Y sí, fue ayer, a las ocho en La Bajadilla, en un ritual que se cumple con meticulosa puntualidad cada verano asfixiante en la Costa del Sol.
Sentir como el sol pierde fuerza tras el horizonte y la noche de luna roja comienza a señorear en el cielo, justo en ese instante, zambullirse en el agua cristalina, casi límpida, con dos, tres cuatro bañistas más en el agua. Inspirar hondo, muy hondo.
Notar como el frescor del mar cubre los tobillos, las rodillas, la cintura, el pecho, la cabeza… Y casi se puede escuchar el crepitar de la piel ardiente al entrar en contacto con el agua. Y con ese atemperamiento del cuerpo parece también atemperarse un tanto el espíritu… Aflojar, soltar, soltar…
Incluso en los días más largos, esa zambullida resulta un sortilegio. Conjuro capaz de activar esas partes olvidadas de tu mente, de ayudarte a reconectar con la vida a base de dermis.

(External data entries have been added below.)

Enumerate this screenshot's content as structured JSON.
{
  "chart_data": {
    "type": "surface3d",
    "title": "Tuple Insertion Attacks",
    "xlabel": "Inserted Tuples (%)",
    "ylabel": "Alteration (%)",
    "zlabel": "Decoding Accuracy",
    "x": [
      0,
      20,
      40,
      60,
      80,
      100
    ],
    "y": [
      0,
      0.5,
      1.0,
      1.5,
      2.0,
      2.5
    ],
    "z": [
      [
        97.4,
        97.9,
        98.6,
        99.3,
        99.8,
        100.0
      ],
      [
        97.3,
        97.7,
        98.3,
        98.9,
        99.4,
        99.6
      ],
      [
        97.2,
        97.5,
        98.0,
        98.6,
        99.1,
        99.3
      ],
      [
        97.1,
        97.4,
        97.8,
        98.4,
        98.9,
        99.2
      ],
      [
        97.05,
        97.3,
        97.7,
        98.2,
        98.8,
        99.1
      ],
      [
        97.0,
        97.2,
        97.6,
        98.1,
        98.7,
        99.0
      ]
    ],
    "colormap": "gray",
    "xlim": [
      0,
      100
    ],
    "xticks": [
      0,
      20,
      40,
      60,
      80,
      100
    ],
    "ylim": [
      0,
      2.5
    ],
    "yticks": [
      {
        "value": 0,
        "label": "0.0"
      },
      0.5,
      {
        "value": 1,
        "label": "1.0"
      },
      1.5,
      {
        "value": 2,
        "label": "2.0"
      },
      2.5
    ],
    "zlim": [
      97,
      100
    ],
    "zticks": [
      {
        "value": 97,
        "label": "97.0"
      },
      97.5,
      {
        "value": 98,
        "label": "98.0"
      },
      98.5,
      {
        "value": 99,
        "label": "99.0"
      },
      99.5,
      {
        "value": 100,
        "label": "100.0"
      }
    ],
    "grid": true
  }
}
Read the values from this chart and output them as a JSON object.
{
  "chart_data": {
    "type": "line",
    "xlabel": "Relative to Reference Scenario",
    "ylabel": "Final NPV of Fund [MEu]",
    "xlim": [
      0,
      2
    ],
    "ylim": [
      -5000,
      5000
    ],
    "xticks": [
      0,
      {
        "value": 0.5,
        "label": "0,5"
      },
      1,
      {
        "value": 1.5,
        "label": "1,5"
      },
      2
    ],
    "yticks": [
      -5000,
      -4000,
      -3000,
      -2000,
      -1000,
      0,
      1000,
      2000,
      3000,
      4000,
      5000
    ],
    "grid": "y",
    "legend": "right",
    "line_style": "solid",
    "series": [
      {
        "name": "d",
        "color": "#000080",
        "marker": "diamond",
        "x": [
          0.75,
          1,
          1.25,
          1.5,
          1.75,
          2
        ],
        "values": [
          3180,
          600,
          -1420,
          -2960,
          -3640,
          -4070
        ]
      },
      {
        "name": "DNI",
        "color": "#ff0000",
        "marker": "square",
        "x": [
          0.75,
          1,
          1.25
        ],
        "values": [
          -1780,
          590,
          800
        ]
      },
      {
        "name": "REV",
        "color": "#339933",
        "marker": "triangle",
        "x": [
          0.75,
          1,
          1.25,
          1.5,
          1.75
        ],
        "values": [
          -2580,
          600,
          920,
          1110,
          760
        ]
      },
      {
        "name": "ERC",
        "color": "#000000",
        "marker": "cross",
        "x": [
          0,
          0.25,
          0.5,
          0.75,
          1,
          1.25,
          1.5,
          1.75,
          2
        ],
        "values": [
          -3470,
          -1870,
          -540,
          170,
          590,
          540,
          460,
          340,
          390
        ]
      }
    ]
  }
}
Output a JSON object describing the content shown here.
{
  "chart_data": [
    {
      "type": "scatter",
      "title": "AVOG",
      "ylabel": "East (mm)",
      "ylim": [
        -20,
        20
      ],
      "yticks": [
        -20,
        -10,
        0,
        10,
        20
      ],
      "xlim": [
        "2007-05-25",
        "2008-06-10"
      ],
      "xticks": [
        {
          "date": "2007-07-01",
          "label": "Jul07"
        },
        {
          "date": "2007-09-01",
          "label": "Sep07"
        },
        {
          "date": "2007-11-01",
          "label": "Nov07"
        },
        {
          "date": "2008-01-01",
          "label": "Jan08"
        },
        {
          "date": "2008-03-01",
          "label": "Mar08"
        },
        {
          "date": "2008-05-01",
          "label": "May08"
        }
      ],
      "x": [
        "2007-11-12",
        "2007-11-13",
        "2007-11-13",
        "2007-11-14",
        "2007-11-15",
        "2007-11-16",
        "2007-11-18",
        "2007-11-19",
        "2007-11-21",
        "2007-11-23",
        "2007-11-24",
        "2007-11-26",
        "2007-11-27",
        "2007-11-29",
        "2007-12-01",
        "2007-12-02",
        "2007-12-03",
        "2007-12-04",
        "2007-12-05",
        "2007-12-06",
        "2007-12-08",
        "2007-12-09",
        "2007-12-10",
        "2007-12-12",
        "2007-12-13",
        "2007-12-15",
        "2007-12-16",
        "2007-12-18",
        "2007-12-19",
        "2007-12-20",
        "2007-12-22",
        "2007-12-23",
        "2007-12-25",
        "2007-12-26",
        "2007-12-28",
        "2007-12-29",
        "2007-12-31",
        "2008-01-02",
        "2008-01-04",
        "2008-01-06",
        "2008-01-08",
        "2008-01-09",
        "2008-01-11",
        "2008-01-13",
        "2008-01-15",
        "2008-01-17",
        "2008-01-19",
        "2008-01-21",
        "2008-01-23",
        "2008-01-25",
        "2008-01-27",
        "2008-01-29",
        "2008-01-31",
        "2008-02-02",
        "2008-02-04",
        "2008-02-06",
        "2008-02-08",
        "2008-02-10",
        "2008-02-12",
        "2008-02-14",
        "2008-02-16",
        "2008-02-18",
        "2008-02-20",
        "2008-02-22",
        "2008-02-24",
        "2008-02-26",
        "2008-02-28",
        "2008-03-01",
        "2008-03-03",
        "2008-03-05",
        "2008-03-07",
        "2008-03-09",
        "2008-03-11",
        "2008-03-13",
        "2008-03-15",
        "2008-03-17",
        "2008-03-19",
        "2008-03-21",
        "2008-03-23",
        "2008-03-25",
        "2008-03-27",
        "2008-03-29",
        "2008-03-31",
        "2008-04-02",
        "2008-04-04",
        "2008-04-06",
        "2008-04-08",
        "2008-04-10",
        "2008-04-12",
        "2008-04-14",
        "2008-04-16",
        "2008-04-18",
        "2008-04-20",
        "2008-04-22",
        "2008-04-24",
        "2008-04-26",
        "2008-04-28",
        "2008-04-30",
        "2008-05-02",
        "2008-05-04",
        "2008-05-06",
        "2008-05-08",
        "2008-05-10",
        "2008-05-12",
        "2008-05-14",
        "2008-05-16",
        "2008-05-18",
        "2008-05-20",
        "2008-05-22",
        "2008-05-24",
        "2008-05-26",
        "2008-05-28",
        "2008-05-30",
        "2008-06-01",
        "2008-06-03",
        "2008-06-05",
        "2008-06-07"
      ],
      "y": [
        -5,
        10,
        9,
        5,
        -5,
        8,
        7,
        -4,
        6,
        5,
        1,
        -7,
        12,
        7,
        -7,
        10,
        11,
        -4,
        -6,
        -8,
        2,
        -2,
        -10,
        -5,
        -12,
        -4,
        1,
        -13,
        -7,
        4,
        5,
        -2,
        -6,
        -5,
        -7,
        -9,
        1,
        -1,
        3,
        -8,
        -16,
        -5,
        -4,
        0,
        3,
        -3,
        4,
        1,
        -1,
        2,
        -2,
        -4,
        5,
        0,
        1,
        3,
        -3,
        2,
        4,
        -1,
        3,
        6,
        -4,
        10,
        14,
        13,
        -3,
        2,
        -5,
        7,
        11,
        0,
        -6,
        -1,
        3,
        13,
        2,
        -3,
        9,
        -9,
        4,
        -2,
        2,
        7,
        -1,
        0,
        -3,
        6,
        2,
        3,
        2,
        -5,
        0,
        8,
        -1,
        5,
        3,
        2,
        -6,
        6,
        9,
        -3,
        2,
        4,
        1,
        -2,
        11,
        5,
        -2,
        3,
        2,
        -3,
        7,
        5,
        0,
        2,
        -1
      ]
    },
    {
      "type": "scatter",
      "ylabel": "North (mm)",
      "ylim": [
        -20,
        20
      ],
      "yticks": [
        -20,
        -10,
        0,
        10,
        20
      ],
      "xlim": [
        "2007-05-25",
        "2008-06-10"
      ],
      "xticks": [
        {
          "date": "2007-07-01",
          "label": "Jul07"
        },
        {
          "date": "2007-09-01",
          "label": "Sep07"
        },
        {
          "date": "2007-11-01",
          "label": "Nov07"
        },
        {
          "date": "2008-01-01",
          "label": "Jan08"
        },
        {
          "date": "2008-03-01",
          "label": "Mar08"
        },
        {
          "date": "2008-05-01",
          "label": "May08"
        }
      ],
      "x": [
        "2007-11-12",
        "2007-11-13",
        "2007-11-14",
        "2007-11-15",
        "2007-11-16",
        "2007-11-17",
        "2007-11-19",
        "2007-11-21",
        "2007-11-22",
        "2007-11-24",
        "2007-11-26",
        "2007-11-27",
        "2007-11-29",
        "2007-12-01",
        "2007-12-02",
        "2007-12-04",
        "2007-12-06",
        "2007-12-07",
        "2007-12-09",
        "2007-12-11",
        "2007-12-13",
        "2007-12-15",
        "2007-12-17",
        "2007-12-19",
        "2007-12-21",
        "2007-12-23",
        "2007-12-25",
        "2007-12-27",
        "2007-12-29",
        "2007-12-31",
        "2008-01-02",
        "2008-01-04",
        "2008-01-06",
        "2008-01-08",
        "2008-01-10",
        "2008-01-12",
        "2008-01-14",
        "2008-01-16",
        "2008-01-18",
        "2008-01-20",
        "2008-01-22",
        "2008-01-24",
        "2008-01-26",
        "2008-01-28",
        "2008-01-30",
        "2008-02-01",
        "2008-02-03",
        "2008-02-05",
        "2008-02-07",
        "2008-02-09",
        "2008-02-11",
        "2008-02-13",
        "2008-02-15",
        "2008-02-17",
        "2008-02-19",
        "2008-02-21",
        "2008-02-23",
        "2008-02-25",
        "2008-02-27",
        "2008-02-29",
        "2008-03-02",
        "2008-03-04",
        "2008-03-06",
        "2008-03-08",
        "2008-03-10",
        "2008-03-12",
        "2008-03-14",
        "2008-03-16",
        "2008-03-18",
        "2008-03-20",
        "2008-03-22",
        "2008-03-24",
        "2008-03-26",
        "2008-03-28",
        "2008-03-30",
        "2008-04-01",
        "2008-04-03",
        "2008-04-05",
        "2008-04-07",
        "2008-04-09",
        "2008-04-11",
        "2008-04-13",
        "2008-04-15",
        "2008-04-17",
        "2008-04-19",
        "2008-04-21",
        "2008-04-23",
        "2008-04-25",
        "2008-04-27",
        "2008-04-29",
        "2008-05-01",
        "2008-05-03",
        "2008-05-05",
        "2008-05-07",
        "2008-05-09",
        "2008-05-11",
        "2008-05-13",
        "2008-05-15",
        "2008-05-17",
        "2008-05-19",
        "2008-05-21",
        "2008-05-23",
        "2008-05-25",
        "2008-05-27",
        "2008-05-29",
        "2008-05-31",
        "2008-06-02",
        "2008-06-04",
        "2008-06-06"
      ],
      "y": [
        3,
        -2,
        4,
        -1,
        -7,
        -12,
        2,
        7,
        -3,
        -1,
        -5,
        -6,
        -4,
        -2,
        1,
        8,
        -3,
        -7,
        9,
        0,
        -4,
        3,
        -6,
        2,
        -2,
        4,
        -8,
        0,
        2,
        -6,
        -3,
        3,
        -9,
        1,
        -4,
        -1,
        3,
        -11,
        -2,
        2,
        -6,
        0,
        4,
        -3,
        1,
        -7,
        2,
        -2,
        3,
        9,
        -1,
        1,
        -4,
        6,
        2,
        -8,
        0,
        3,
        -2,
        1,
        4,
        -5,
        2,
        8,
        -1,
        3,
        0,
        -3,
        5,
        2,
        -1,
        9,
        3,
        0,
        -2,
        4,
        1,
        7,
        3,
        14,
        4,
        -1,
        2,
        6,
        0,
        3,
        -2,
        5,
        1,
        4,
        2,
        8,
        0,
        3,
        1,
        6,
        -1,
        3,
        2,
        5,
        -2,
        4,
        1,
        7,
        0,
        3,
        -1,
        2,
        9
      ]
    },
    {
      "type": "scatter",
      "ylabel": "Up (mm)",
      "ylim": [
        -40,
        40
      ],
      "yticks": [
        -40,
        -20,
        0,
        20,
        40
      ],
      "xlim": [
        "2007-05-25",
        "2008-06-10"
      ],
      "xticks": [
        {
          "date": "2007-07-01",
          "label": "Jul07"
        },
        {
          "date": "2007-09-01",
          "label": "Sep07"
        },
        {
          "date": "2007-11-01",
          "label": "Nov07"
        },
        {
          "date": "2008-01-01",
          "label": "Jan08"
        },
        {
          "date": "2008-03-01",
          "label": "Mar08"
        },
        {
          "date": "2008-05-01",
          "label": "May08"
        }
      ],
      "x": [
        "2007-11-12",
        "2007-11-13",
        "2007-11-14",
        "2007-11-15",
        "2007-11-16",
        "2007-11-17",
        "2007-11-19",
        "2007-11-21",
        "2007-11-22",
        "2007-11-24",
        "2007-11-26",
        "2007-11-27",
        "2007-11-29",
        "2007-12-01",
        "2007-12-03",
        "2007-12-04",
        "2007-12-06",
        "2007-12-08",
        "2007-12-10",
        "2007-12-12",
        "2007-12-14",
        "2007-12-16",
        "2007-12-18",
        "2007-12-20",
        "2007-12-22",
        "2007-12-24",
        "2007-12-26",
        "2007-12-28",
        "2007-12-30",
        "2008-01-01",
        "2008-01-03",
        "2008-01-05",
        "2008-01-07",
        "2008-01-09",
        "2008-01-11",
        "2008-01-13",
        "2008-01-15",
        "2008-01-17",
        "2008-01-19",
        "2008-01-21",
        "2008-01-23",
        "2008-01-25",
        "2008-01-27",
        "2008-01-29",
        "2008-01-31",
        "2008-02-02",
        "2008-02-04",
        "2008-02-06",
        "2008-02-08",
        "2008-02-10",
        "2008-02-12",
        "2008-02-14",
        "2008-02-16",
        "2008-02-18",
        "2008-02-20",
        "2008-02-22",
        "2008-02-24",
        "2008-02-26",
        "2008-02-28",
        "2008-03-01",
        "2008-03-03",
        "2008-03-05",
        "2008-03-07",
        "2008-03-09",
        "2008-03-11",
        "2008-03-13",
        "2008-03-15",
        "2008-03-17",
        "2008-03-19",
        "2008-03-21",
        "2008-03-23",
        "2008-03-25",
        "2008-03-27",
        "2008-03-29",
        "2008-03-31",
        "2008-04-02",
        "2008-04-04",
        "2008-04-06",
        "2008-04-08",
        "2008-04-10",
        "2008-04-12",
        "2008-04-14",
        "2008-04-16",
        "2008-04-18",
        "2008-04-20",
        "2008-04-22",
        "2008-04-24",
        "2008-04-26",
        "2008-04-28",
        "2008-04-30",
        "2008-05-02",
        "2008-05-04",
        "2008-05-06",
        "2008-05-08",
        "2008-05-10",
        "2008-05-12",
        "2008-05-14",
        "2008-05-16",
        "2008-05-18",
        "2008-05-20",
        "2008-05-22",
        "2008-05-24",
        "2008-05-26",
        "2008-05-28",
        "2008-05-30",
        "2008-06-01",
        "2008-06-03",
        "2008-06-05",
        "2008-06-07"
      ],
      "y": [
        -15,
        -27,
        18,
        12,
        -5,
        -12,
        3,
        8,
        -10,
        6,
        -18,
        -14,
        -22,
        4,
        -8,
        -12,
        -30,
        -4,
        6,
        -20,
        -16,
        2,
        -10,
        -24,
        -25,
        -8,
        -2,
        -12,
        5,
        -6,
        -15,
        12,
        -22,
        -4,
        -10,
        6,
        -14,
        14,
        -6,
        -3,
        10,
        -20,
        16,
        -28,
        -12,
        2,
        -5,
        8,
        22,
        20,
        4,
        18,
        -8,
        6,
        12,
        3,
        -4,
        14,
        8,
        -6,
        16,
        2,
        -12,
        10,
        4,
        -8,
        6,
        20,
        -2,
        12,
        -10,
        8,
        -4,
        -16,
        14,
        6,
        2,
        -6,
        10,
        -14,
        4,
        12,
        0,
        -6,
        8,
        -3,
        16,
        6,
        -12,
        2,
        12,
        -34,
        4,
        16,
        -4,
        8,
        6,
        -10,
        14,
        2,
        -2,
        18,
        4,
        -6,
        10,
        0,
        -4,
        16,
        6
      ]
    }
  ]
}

Me sumerjo, cierro los ojos, permanezco un rato ahí, rodeado de los sonidos amortiguados. Cuando salgo de nuevo, la luz es algo más tenue que antes, el cielo un tanto más oscuro. Ya no quedan bañistas en el agua. Dos niños se secan rápido en la orilla. El mar se vuelve negro, la luna, cada vez más roja.
A las ocho en La Bajadilla es una de nuestras citas ineludibles. Una cita con el verano para los veranófobos como un servidor, una cita con la vida, una cita que deja lo urgente a un lado para centrarse en lo importante, una cita que te saca del tráfago de las rutinas laborales para situarte en un punto mejor en el mundo, un punto que te permite ver las cosas de diferente manera.
Es el poder del mar y el poder del atardecer, de sus aromas y perfumes, del salitre y las brasas de los espeteros, de la crema para el sol y de cierto recuerdo de algas olvidadas, del rumor de los barcos que entran y salen por la bocana del puerto, de las luces parpadeantes de una ciudad que parece rendirse a la evidencia de lo realmente hermoso, de la proximidad del continente africano al alcance de la mano.
Es probable que hoy o mañana, pasado, me encuentres allí, a las ocho en La Bajadilla, tantas veces acompañado por una gitana vikinga y una marbellera de la calle Ancha, o quizá por Miriam o Nacho o Javitxu, o Juana oteando desde El Varadero. A las ocho en La Bajadilla.